Common NIS2 attack‑path patterns (ready for your forms)

  • Credential replay in remote access: #9 Social Engineering → #4 Identity Theft → #1 Abuse of Functions
  • Remote code via server bug: #2 Exploiting Server → #7 Malware → #4 Identity Theft
  • Update channel downgrade: #5 MitM → #7 Malware
  • Supplier build compromise: #10 Supply Chain → #7 Malware → #4 Identity Theft
  • API flood on public service: #6 Flooding Attack

Use these to tag incidents and trend first cluster over time.
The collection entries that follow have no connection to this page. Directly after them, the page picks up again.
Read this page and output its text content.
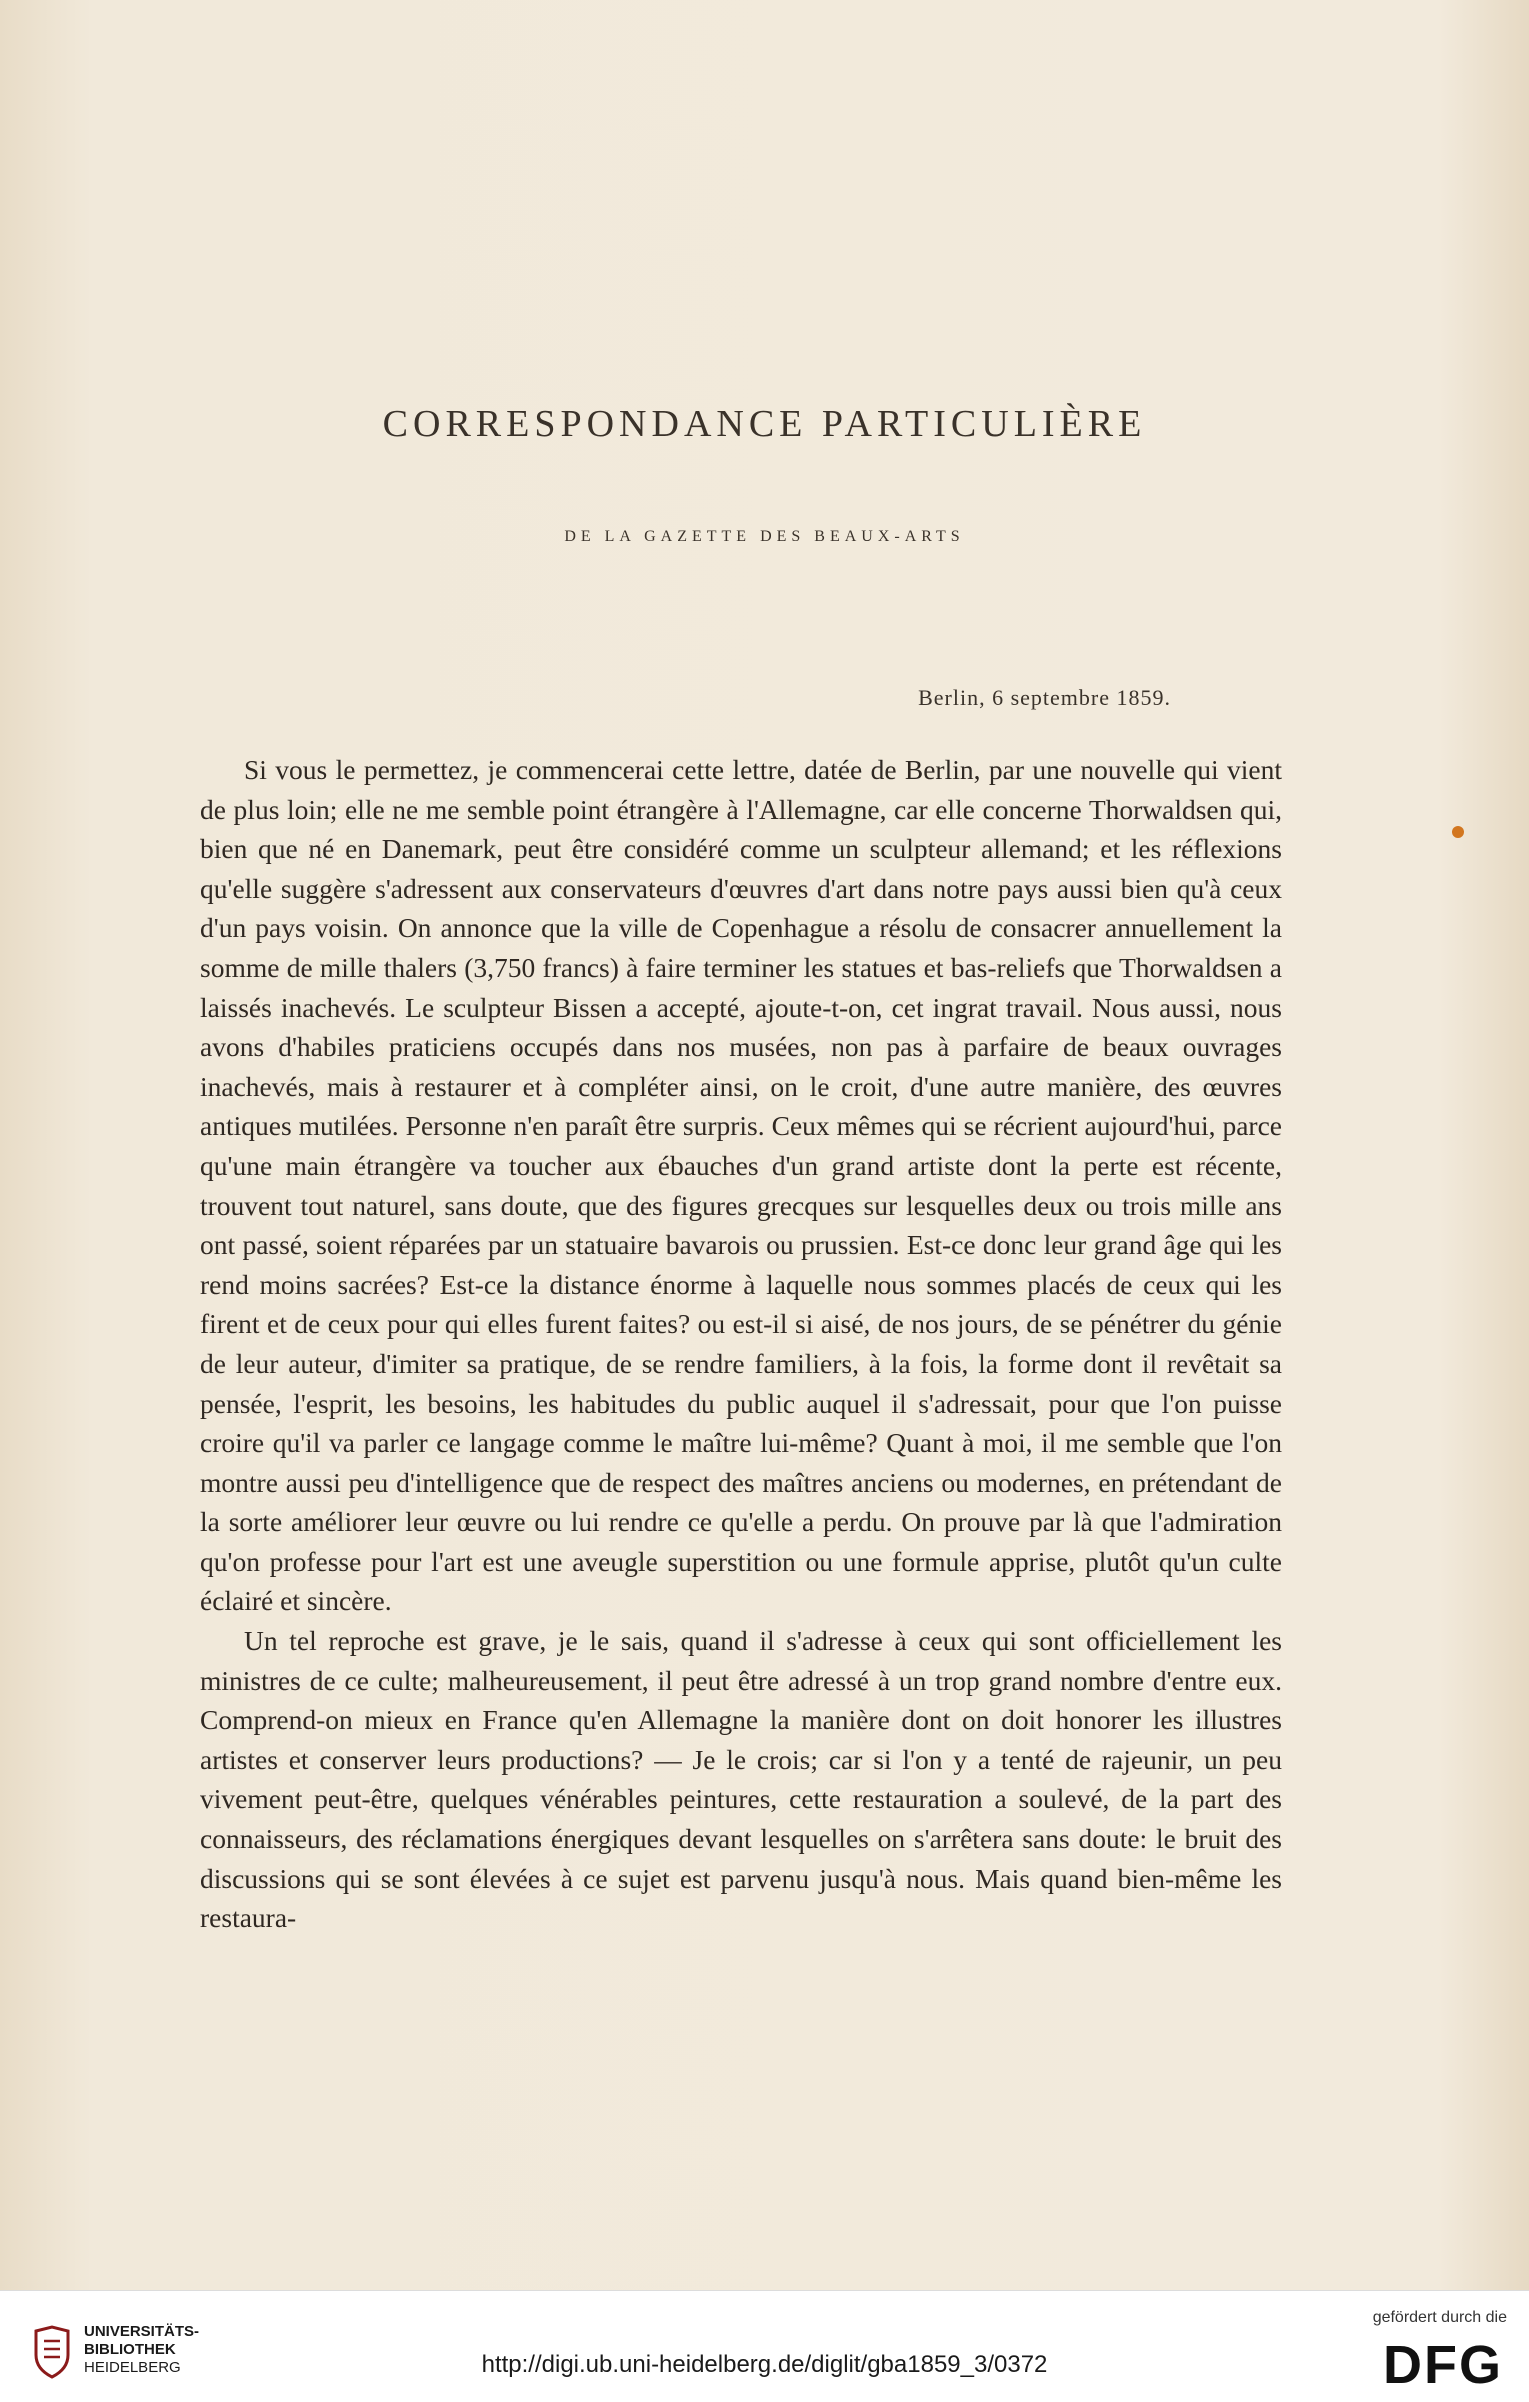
CORRESPONDANCE PARTICULIÈRE
DE LA GAZETTE DES BEAUX-ARTS
Berlin, 6 septembre 1859.

Si vous le permettez, je commencerai cette lettre, datée de Berlin, par une nouvelle qui vient de plus loin; elle ne me semble point étrangère à l'Allemagne, car elle concerne Thorwaldsen qui, bien que né en Danemark, peut être considéré comme un sculpteur allemand; et les réflexions qu'elle suggère s'adressent aux conservateurs d'œuvres d'art dans notre pays aussi bien qu'à ceux d'un pays voisin. On annonce que la ville de Copenhague a résolu de consacrer annuellement la somme de mille thalers (3,750 francs) à faire terminer les statues et bas-reliefs que Thorwaldsen a laissés inachevés. Le sculpteur Bissen a accepté, ajoute-t-on, cet ingrat travail. Nous aussi, nous avons d'habiles praticiens occupés dans nos musées, non pas à parfaire de beaux ouvrages inachevés, mais à restaurer et à compléter ainsi, on le croit, d'une autre manière, des œuvres antiques mutilées. Personne n'en paraît être surpris. Ceux mêmes qui se récrient aujourd'hui, parce qu'une main étrangère va toucher aux ébauches d'un grand artiste dont la perte est récente, trouvent tout naturel, sans doute, que des figures grecques sur lesquelles deux ou trois mille ans ont passé, soient réparées par un statuaire bavarois ou prussien. Est-ce donc leur grand âge qui les rend moins sacrées? Est-ce la distance énorme à laquelle nous sommes placés de ceux qui les firent et de ceux pour qui elles furent faites? ou est-il si aisé, de nos jours, de se pénétrer du génie de leur auteur, d'imiter sa pratique, de se rendre familiers, à la fois, la forme dont il revêtait sa pensée, l'esprit, les besoins, les habitudes du public auquel il s'adressait, pour que l'on puisse croire qu'il va parler ce langage comme le maître lui-même? Quant à moi, il me semble que l'on montre aussi peu d'intelligence que de respect des maîtres anciens ou modernes, en prétendant de la sorte améliorer leur œuvre ou lui rendre ce qu'elle a perdu. On prouve par là que l'admiration qu'on professe pour l'art est une aveugle superstition ou une formule apprise, plutôt qu'un culte éclairé et sincère.

Un tel reproche est grave, je le sais, quand il s'adresse à ceux qui sont officiellement les ministres de ce culte; malheureusement, il peut être adressé à un trop grand nombre d'entre eux. Comprend-on mieux en France qu'en Allemagne la manière dont on doit honorer les illustres artistes et conserver leurs productions? — Je le crois; car si l'on y a tenté de rajeunir, un peu vivement peut-être, quelques vénérables peintures, cette restauration a soulevé, de la part des connaisseurs, des réclamations énergiques devant lesquelles on s'arrêtera sans doute: le bruit des discussions qui se sont élevées à ce sujet est parvenu jusqu'à nous. Mais quand bien-même les restaura-

UNIVERSITÄTS-
BIBLIOTHEK
HEIDELBERG	http://digi.ub.uni-heidelberg.de/diglit/gba1859_3/0372
gefördert durch die
DFG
Implementation kit (drop‑in, no law changes required)

  • Add Attack Path (TLCTC) to early warning, 72‑hour notification, and final report.
  • Keep a TLCTC Risk Register per entity: top 3 initiating clusters, controls, and verification artefacts.
  • Build a 10Ă—5 TLCTC Ă— NIST CSF matrix; mark “local” vs “umbrella” controls.
  • Require suppliers to attest #10 exposure and cluster coverage in contracts.
  • CSIRTs publish quarterly cluster distributions and targeted advisories (e.g., surge in #5 on remote management).

Closing thought: NIS2 fixes governance and scope. To translate that into measurable risk reduction, align everyone on causes. TLCTC supplies the missing common language: ten clusters and a concise attack‑path line that makes reporting, supervision, and procurement comparably smarter—across sectors and borders.